10/01 Bundes-Verfassungsgesetz (B-VG);
40/01 Verwaltungsverfahren;
41/02 Passrecht Fremdenrecht;

Norm

AsylG 1997 §7;
AsylG 1997 §8;
AVG §67d Abs1 idF 2001/I/137;
B-VG Art130 Abs2;
EGVG 1991 Anlage Art2 Abs2 Z43a;

Betreff

Der Verwaltungsgerichtshof hat durch den Vorsitzenden Senatspräsident Dr. Gruber und die Hofräte Dr. Blaschek, Dr. Nowakowski, Dr. Pelant und Dr. Kleiser als Richter, im Beisein der Schriftführerin Dr. Stieger, über die Beschwerde des R, geboren am 21. März 1965, vertreten durch Dr. Erich Proksch, Rechtsanwalt in 1130 Wien, Auhofstraße 1, gegen den Bescheid des unabhängigen Bundesasylsenates vom 21. November 2002, Zl. 232.843/0-V/13/02, betreffend §§ 7 und 8 Asylgesetz 1997 (weitere Partei: Bundesminister für Inneres), zu Recht erkannt:

Spruch

Der angefochtene Bescheid wird wegen Rechtswidrigkeit infolge Verletzung von Verfahrensvorschriften aufgehoben.

Der Bund hat dem Beschwerdeführer Aufwendungen in der Höhe von EUR 991,20 binnen zwei Wochen bei sonstiger Exekution zu ersetzen.

Begründung

Der Beschwerdeführer reiste am 27. August 2002 in das Bundesgebiet ein und beantragte am 28. August 2002 die Gewährung von Asyl.
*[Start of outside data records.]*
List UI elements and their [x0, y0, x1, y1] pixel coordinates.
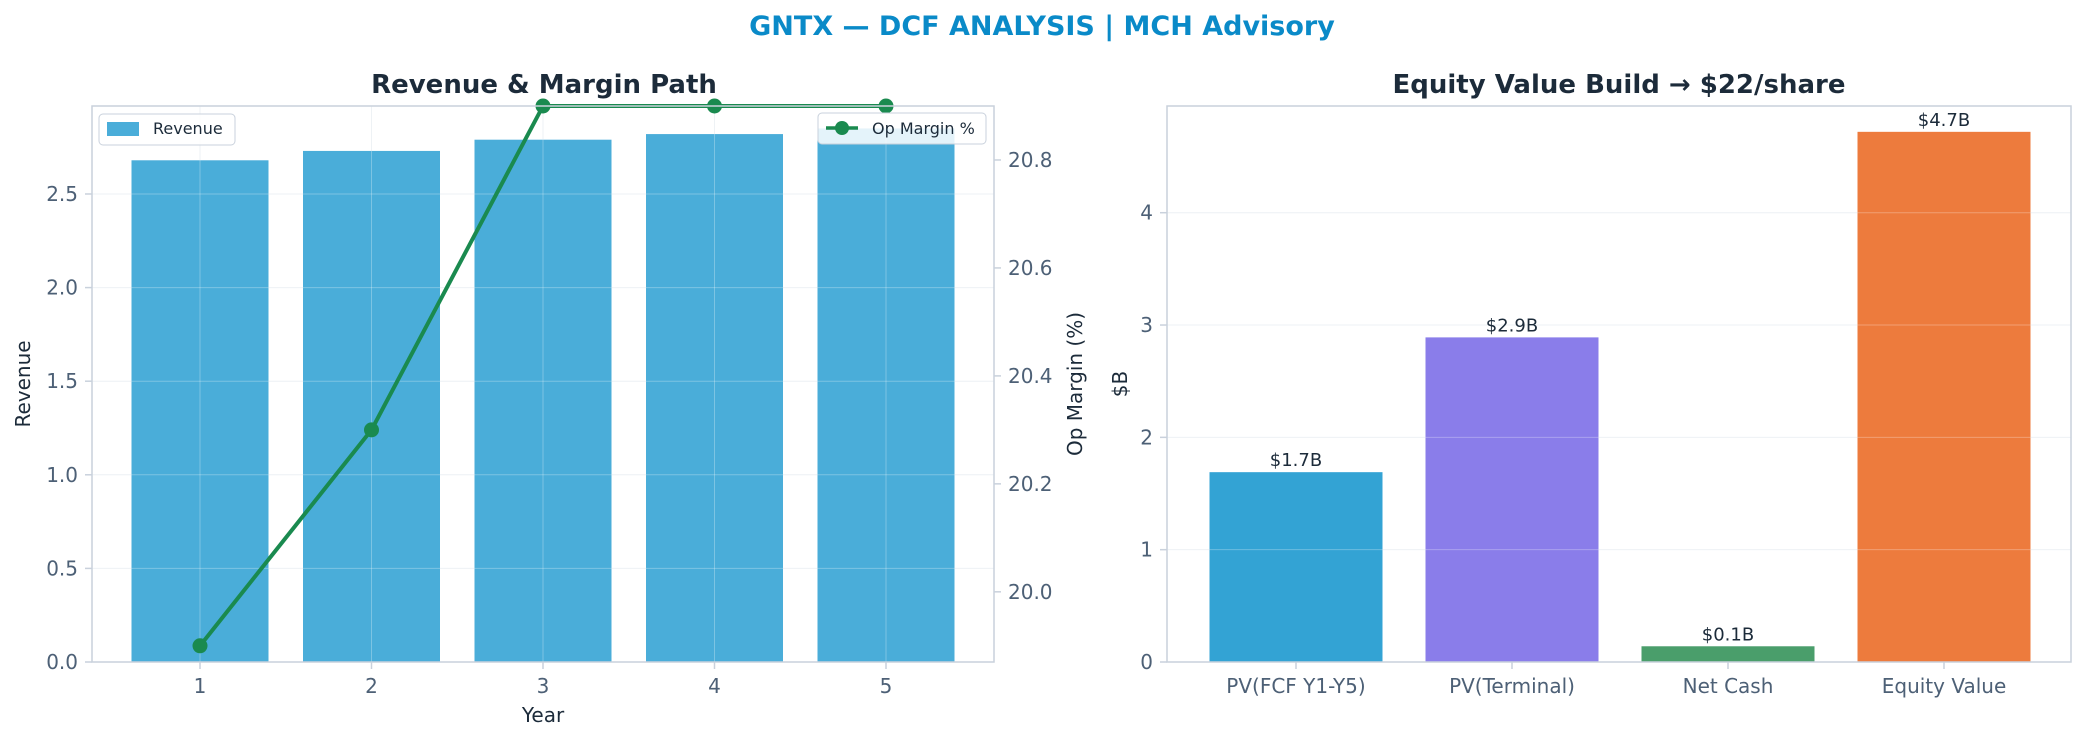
op-margin-point: [364, 422, 379, 438]
right-chart-y-tick-label: 0: [1140, 650, 1153, 674]
right-y-tick-label: 20.8: [1008, 148, 1053, 172]
left-x-tick-label: 3: [537, 674, 550, 698]
revenue-legend-label: Revenue: [153, 119, 223, 138]
right-y-tick-label: 20.2: [1008, 472, 1053, 496]
left-y-tick-label: 1.5: [46, 369, 78, 393]
right-y-tick-label: 20.0: [1008, 580, 1053, 604]
right-chart-x-tick-label: Equity Value: [1882, 674, 2007, 698]
left-x-tick-label: 1: [194, 674, 207, 698]
revenue-legend-swatch: [107, 122, 139, 136]
equity-build-data-label: $1.7B: [1270, 450, 1322, 471]
left-y-tick-label: 0.0: [46, 650, 78, 674]
revenue-legend-box: [98, 113, 236, 146]
revenue-bar: [303, 150, 440, 662]
margin-legend: Op Margin %: [817, 112, 987, 145]
equity-build-data-label: $0.1B: [1702, 624, 1754, 645]
left-y-tick-label: 0.5: [46, 556, 78, 580]
revenue-margin-chart: Revenue & Margin Path 1 2 3 4 5 0.0 0.5 1.0 1.5…: [11, 70, 1087, 727]
right-chart-y-tick-label: 4: [1140, 201, 1153, 225]
revenue-margin-title: Revenue & Margin Path: [371, 70, 717, 100]
revenue-bar: [474, 139, 612, 663]
right-chart-x-tick-label: PV(Terminal): [1449, 674, 1575, 698]
op-margin-point: [192, 638, 208, 654]
right-chart-y-tick-label: 2: [1140, 425, 1153, 449]
left-x-tick-label: 4: [708, 674, 721, 698]
right-y-tick-label: 20.4: [1008, 364, 1053, 388]
equity-build-chart: Equity Value Build → $22/share $1.7B $2.9…: [1108, 70, 2072, 698]
equity-build-data-label: $2.9B: [1486, 315, 1538, 336]
right-chart-y-axis-label: $B: [1108, 371, 1132, 397]
left-y-tick-label: 2.5: [46, 182, 78, 206]
margin-legend-label: Op Margin %: [872, 119, 975, 138]
left-x-axis-label: Year: [521, 703, 565, 727]
equity-build-title: Equity Value Build → $22/share: [1393, 70, 1846, 100]
revenue-bar: [646, 134, 783, 662]
equity-build-data-label: $4.7B: [1918, 110, 1970, 131]
equity-build-bar: [1857, 131, 2031, 662]
left-y-axis-label: Revenue: [11, 340, 35, 427]
equity-build-bar: [1209, 472, 1383, 662]
revenue-legend: Revenue: [98, 113, 236, 146]
left-x-tick-label: 2: [365, 674, 378, 698]
right-chart-y-tick-label: 3: [1140, 313, 1153, 337]
right-y-axis-label: Op Margin (%): [1063, 312, 1087, 456]
left-y-tick-label: 1.0: [46, 463, 78, 487]
revenue-bar: [817, 128, 955, 662]
right-y-tick-label: 20.6: [1008, 256, 1053, 280]
left-x-tick-label: 5: [880, 674, 893, 698]
margin-legend-box: [817, 112, 987, 145]
left-y-tick-label: 2.0: [46, 276, 78, 300]
equity-build-bar: [1641, 646, 1815, 662]
right-chart-y-tick-label: 1: [1140, 538, 1153, 562]
margin-legend-marker: [835, 121, 849, 135]
figure-title: GNTX — DCF ANALYSIS | MCH Advisory: [749, 11, 1335, 42]
right-chart-x-tick-label: Net Cash: [1683, 674, 1774, 698]
right-plot-frame: [1166, 105, 2072, 663]
revenue-bar: [131, 160, 269, 663]
equity-build-bar: [1425, 337, 1599, 662]
right-chart-x-tick-label: PV(FCF Y1-Y5): [1226, 674, 1365, 698]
Er ist Staatsangehöriger der (ehemaligen) Bundesrepublik Jugoslawien, stammt aus dem Kosovo und gehört der albanischen Volksgruppe an.

Bei seiner Einvernahme durch das Bundesasylamt am 4. Oktober 2002 begründete er seinen Asylantrag im Wesentlichen wie folgt:

"... Glauben Sie mir mein Fall ist etwas spezifischer. Einige Verwandte von mir, haben während des Krieges mit den Serben zusammengearbeitet. Deswegen hat unser Familienkreis darunter gelitten. Obwohl ich nicht der gleichen Meinung war, wie meine Verwandten, sind wir alle benachteiligt worden. Drei Cousin's von mir wurden von Seiten der UCK umgebracht. Im Kosovo gibt es noch Anarchie. Auf dieser Familienzugehörigkeit kann ich im Kosovo keine Arbeit erhalten. Ich bin stolz auf meine Heimat, ich leide nur aufgrund meiner Verwandtschaft. Ich komme aus der Region Drenica. Diese Region wurde vom Krieg am meisten zerstört. Ich fühle mich diskreminiert. Es ist eine Schweinerei, dass studierte Personen keine Arbeit erhalten. Ich weiß, dass viele Einwohner vom Kosovo um Asyl angesucht haben und dieses nicht erhalten werden. Bei mir ist dies jedoch anders. Ich bin indirekt verfolgt.

F: Der einzige Grund?

A: Ja der einzige Grund.

F: Haben Sie den Dolmetscher bisher einwandfrei verstehen

können und haben Sie das Gefühl, dass dieser Ihre Angaben richtig

und vollständig wiedergibt?

A: Ja.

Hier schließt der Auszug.